The presidents of two leading independent oil and gas producers' associations also applauded Salazar's selection. "As a citizen of the West and a public servant with a deep appreciation for the role the federal government plays in the economic future of the regions, Sen. Salazar knows better than most the importance of the job he is about to take on," said Barry Russell of the Independent Petroleum Association of America in Washington.
"Perhaps at no point in our nation's history has the secretary of the Interior been in a better and more direct position to contribute to the long-term health and security of our nation. We have every expectation that the senator will seize this new initiative, re-orient himself with the vital energy needs of our nation and take meaningful steps to ensure these needs are swiftly met," he continued.
'Willing to listen'
During his US Senate tenure, Salazar has demonstrated that he's willing to listen to all sides and viewpoints and find common ground on complicated and contentious energy issues, Russell noted. "He is also a life-long advocate of a multi-use approach to managing our public land and accessing safely the resources that lie beneath it. The livelihoods of thousands of independent oil and gas operators across the country remain inextricably linked to that access, and that's a point we intend to make early, often and with purpose as this new administration begins to take shape," he said.
Marc W. Smith of the Independent Petroleum Association of Mountain States said that the Denver-based organization had worked with Salazar for many years and is confident that he views natural gas development in the area as an important long-term element in national and regional energy supplies. "As a Westerner, Sen. Salazar knows that green jobs in the natural gas industry are important to state and local economies.
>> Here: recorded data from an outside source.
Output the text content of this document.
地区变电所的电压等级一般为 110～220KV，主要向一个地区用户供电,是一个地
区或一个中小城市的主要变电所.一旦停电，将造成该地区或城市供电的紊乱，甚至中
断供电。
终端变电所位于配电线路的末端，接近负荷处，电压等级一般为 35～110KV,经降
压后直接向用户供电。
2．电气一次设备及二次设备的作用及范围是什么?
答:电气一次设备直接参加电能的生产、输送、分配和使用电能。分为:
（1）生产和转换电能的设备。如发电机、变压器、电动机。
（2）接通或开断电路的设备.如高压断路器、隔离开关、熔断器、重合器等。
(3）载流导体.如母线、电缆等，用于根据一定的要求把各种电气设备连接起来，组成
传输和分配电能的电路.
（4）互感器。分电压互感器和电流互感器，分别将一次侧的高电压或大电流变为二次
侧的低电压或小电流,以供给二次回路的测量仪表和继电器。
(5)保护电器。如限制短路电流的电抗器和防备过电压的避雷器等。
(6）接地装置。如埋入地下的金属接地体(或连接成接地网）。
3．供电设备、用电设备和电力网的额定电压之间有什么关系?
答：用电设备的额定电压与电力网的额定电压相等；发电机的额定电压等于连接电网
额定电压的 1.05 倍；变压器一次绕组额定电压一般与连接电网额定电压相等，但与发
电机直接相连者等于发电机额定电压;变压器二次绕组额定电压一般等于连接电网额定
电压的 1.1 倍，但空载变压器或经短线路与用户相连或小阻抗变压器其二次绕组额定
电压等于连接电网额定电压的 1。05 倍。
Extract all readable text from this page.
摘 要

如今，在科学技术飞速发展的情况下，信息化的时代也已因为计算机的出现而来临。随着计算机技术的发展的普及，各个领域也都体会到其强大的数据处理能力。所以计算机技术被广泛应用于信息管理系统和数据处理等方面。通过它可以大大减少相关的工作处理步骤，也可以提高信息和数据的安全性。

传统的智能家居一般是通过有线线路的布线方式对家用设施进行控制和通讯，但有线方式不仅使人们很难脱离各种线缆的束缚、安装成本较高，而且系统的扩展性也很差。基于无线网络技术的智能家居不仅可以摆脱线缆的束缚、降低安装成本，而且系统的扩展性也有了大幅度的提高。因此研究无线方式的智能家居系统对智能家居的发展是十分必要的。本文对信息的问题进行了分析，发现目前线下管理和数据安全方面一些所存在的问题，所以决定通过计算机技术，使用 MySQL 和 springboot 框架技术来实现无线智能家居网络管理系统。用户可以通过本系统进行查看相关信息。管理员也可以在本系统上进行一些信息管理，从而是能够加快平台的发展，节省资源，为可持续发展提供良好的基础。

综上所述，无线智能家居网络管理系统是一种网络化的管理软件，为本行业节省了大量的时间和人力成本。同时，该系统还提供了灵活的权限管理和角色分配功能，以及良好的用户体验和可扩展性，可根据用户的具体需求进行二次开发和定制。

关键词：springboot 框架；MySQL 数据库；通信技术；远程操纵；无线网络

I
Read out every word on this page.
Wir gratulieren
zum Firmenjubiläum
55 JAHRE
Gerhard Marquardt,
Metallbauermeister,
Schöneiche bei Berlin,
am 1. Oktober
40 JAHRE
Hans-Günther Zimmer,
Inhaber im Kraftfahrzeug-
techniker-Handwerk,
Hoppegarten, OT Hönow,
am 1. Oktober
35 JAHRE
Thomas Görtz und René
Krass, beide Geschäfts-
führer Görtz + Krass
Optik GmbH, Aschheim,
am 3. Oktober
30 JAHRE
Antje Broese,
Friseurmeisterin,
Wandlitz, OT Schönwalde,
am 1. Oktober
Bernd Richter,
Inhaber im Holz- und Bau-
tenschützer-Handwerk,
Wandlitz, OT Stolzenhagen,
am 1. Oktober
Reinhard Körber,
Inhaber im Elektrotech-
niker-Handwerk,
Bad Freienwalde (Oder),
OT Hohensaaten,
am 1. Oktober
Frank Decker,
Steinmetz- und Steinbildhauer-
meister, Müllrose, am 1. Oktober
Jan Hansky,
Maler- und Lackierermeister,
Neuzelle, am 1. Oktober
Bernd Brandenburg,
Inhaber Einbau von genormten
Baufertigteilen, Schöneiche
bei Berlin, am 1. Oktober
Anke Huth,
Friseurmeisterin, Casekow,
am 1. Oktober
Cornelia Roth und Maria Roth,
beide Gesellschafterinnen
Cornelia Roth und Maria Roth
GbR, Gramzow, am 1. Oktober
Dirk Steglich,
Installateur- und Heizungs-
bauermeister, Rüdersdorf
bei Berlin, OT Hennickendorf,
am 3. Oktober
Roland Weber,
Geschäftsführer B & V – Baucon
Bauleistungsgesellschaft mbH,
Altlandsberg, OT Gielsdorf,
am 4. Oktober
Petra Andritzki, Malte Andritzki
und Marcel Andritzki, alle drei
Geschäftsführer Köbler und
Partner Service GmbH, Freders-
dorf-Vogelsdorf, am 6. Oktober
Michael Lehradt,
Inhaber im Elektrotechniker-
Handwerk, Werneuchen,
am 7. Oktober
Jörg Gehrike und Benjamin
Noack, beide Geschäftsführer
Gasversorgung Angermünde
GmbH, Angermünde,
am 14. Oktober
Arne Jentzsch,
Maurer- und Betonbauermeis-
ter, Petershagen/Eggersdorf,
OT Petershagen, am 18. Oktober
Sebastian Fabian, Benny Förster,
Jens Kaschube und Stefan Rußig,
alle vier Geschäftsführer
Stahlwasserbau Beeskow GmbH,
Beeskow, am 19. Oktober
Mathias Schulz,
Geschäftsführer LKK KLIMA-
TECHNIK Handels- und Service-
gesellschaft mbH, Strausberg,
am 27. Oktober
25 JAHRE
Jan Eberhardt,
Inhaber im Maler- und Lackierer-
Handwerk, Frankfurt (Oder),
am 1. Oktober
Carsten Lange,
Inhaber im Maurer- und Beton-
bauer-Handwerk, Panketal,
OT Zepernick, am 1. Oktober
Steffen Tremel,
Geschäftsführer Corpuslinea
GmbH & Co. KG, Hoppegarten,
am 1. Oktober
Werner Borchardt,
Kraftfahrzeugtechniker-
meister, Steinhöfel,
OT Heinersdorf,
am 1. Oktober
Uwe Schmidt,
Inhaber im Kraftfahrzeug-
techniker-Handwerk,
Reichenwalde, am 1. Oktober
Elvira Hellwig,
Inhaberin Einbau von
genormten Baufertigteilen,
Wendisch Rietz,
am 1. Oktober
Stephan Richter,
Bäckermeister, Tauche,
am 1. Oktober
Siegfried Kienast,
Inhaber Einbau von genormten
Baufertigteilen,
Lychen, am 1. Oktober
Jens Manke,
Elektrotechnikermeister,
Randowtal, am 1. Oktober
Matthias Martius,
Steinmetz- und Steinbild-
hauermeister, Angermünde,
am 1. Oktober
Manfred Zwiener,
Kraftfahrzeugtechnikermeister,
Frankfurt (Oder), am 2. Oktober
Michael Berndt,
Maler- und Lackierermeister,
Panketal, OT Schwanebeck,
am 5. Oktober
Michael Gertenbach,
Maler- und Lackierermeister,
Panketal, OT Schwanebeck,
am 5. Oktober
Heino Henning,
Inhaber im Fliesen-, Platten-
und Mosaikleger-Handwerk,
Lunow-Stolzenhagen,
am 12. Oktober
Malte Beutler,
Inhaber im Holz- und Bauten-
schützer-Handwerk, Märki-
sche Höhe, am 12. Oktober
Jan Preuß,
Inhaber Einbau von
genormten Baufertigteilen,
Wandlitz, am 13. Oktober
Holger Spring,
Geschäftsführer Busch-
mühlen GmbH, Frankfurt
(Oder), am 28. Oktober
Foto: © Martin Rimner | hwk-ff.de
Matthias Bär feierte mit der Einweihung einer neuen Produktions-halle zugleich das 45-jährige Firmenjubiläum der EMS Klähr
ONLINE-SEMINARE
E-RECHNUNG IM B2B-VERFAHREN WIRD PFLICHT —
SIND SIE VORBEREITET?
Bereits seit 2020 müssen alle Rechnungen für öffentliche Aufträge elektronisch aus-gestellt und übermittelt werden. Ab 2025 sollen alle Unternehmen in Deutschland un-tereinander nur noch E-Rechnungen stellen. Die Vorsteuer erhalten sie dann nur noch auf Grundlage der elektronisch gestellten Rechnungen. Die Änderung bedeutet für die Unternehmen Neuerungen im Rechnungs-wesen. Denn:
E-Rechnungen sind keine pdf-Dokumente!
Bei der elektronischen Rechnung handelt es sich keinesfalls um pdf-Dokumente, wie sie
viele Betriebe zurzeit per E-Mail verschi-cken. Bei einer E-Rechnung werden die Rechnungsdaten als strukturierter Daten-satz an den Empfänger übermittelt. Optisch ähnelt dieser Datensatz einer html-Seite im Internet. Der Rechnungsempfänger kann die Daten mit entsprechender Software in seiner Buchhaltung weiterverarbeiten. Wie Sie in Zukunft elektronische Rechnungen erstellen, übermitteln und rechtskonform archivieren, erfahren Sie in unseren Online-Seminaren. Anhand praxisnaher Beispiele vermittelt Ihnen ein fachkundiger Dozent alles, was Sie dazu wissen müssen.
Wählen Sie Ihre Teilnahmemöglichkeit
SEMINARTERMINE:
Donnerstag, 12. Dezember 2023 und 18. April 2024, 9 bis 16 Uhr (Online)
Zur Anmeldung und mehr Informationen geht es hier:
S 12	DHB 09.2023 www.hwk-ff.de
Since many states increasingly look to gas to complement and enable renewable energy technologies, there is a strong rationale for consistent and responsible development on federal lands in the Intermountain West," he indicated.
Gas production from the region will become even more important as Obama tries to carry out his campaign promises to make the country less dependent on foreign energy sources while reducing greenhouse gas emissions, Smith added. Ninety-seven percent of the gas which the United States consumes is produced domestically (with 27% coming from the West) and, since it emits just over half the carbon dioxide of coal, it will become even more significant, he said.
"We look forward to working closely with Sen. Salazar and are pleased the president-elect has chosen someone who understands that there is a direct connection between federal lands and access to affordable, domestic, clean natural gas. In the coming years, we will work with Sen. Salazar on policies to ensure that new technologies continue to improve our energy security and held the administration improve our nation's air quality," the IPAMS official said.